Era uma vez, nas profundezas do oceano, um sistema de leis um tanto
quanto cego, surdo e, bom... afiado. Todo o regime da Justiça Cardumista estava
nas barbatanas do Tubarão-Mor, o juiz supremo. Ninguém se atrevia a olhar
diretamente para seus olhos, na verdade, ninguém se atrevia a nadar muito perto
dele, todos sabiam do seu histórico. A realidade era dura, Tubarão-Mor seguia
estritamente as leis, era o único que decidia o que era certo e errado- e, na
maioria das vezes, não havia muito espaço para discussão-. Para cima e para baixo,
carregava em suas costas a Legislação Marítima, permitindo que nenhum membro da
população destruísse a harmonia e o reino dos peixes. Se visse qualquer nado
estranho, Tubarão-Mor já olhava meio feio, abria o livro enorme na frente do
infrator e dava seu veredito, sem discussão, sem questionamento, “É apenas a
lei, caro, é o que diz estritamente no Artigo 111: As águas profundas serão
acessadas de acordo com a experiência de nado, bem como o histórico familiar”,
disse o juiz. Tudo era muito rígido, sério e injusto, mas muitos não
questionavam, pois tinham medo de sofrer consequências mais severas do que um
chamado ou uma multa.
Contudo, ainda havia os destemidos. Tino sempre foi um tubarão especial,
curioso e inquieto. Durante as aulas, levantava a barbatana a cada 10 minutos
só para expor o seu ponto de vista, era conhecido por nunca se contentar apenas
com o que era dito e proclamado. Ao crescer, percebia que os peixes, principalmente
os de cardumes menores, viviam com medo, e não sabia ao certo o motivo. Quando perguntava
a algum deles, apenas falavam: “Não podemos baixar a guarda, nossa atenção
precisa ser redobrada. Nessa vida, podemos ser presos apenas pelo nosso
tamanho, pela nossa classe”. Tino não entendia essa frase quando era criança,
mas compreendia agora que era mais velho.
O jantar
estava pronto quando chegou em casa. Ao sentar, observou que novamente aquele
livro pesado estava sob a mesa. Tino revirou os olhos, olhou para frente e viu
seu pai ao mesmo tempo comendo e lendo, então disse; “Pai, de novo com esse
livro? ”, então o Tubarão-Mor revidou: “Mas é claro, preciso saber cada artigo
na ponta da língua, a Justiça precisa de mim. Logo será você, filho. Estará em
meu lugar, fazendo o meu serviço, daí verá como o trabalho é árduo”. O filho
pensou consigo mesmo que não era o seu sonho seguir os passos do pai, pois não
queria ser alguém que apenas dita as leis sem conhecer fielmente o contexto do povo.
Esse não era o seu destino.
Quinze anos depois, Tino estava se preparando para o serviço. Colocou a gravata, o seu livro pesado nas costas e caminhou em direção ao seu local de trabalho. Durante o caminho, os peixes o olhavam com certa admiração, até recebia sorrisos de cardumes desconhecidos.
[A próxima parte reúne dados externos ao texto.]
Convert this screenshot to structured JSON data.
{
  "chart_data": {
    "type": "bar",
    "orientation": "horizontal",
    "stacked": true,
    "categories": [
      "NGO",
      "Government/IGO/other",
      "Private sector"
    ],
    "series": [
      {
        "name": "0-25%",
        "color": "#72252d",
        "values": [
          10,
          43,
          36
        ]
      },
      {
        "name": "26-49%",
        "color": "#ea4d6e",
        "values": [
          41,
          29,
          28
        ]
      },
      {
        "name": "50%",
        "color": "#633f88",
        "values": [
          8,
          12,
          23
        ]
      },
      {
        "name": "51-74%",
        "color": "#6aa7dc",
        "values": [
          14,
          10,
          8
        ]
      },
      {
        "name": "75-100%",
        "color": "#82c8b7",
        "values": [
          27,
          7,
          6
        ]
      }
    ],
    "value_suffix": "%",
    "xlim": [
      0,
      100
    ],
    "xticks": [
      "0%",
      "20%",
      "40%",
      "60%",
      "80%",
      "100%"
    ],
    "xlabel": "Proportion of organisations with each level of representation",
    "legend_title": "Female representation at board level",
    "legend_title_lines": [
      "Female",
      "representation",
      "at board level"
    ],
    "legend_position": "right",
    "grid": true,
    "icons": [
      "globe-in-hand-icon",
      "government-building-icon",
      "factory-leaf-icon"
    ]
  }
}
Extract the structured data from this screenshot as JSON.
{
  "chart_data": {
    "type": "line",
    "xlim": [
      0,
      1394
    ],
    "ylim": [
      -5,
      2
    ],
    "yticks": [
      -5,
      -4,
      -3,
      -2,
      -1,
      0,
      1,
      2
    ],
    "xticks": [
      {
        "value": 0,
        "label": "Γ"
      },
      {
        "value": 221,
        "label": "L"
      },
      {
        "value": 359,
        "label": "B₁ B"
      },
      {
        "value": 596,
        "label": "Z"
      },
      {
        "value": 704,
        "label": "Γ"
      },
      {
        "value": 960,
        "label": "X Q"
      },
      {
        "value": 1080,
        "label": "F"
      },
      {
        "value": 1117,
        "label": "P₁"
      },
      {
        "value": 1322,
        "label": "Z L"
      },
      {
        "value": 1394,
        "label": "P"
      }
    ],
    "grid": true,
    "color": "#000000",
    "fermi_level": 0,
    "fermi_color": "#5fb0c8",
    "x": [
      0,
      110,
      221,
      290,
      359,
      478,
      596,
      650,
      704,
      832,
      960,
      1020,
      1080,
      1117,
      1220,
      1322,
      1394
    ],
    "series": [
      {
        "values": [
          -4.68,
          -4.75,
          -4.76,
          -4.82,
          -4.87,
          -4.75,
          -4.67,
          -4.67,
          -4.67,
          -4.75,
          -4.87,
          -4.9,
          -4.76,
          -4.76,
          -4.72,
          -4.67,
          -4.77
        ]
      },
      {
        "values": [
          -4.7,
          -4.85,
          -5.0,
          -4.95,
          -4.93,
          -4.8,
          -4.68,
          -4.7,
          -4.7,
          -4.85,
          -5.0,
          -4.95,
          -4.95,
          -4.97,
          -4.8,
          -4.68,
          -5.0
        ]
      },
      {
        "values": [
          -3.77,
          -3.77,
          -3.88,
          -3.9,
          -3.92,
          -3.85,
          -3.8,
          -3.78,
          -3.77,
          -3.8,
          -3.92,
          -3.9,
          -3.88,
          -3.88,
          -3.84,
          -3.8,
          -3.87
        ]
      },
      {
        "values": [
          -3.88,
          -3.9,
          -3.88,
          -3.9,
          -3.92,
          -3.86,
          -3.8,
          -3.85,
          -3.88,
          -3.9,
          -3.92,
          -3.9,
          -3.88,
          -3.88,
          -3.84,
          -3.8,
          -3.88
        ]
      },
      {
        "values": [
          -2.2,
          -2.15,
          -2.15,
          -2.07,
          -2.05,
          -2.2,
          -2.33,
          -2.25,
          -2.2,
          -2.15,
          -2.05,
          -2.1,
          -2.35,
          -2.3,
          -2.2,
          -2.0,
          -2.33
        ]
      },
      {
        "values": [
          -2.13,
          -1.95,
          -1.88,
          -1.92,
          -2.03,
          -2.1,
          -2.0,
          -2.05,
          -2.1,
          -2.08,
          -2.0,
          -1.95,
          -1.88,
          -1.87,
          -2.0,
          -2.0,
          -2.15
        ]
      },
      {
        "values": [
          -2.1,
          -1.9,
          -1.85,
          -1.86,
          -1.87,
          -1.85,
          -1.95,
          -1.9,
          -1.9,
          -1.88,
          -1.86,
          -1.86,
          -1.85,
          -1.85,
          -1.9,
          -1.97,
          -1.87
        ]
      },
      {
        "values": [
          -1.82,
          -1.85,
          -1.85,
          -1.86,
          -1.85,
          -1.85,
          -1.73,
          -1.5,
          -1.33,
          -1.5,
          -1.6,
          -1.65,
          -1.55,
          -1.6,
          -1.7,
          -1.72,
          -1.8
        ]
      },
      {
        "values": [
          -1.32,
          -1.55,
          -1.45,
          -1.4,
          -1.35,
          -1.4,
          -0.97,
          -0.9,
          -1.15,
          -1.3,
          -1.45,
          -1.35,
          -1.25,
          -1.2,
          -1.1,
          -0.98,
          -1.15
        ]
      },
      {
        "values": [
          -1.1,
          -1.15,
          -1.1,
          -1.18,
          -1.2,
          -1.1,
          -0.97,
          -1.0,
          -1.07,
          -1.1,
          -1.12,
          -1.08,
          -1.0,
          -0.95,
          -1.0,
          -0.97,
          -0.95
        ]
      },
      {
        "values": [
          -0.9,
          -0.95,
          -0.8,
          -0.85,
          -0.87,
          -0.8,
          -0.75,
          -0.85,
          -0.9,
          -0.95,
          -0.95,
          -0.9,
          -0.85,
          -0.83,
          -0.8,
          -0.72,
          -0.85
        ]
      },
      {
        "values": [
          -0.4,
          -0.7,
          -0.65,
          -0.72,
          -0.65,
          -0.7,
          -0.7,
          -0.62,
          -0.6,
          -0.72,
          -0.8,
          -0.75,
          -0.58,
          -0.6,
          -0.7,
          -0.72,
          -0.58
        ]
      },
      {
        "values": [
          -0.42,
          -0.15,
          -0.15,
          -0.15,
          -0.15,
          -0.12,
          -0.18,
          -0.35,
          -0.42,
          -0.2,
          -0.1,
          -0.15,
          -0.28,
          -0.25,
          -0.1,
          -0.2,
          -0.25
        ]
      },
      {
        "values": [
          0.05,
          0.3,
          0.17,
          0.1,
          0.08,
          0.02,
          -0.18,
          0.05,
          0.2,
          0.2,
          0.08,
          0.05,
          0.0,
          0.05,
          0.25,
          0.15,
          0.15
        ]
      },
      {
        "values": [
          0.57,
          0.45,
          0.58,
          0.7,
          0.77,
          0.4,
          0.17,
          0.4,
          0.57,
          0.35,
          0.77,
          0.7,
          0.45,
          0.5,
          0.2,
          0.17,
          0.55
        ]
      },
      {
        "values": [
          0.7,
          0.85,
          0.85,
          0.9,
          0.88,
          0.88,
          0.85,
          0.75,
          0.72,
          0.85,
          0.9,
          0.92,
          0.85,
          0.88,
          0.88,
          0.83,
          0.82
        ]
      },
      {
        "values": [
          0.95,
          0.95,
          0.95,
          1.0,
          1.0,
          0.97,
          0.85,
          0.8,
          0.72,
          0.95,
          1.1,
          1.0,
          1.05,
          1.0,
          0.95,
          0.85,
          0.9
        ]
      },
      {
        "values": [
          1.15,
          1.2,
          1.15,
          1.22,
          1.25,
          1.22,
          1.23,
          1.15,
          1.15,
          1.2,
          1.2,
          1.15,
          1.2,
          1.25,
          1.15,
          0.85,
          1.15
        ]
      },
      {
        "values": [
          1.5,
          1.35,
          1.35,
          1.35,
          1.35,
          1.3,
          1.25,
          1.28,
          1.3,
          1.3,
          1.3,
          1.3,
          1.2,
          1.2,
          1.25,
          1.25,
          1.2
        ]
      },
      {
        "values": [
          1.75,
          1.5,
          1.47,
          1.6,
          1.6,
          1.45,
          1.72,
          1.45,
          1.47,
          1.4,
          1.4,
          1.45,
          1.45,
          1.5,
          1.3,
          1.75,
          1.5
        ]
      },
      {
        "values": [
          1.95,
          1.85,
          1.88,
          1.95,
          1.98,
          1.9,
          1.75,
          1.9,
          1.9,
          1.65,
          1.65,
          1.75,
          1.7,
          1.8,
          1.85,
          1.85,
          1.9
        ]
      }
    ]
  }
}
Ao chegar em seu destino, sentou em sua mesa, abriu o livro e indicou a página aos seus alunos. A partir disso, orquestrou a sua aula: “Queridos alunos, vocês entendem a complexidade desse tema? Pelas Barbatanas, sem esses fundamentos, não há condições de vocês julgarem um peixinho só. Nada adianta decorar as centenas de artigos sem verdadeiramente olhar para a realidade. Essa é a função das ciências sociais, preparar os futuros juristas para que sejam muito mais que técnicos. Como experiência própria, meu pai era um grande profissional, mas lhe faltava compreender as diferentes faces de todos os cardumes. Vocês, como futuros juízes e advogados, necessitam olhar além da própria nadadeira dorsal, sejam mais que idealistas nessa vida."
Isabella de Souza Rodrigues Castanho, 1° ano Direito Noturno.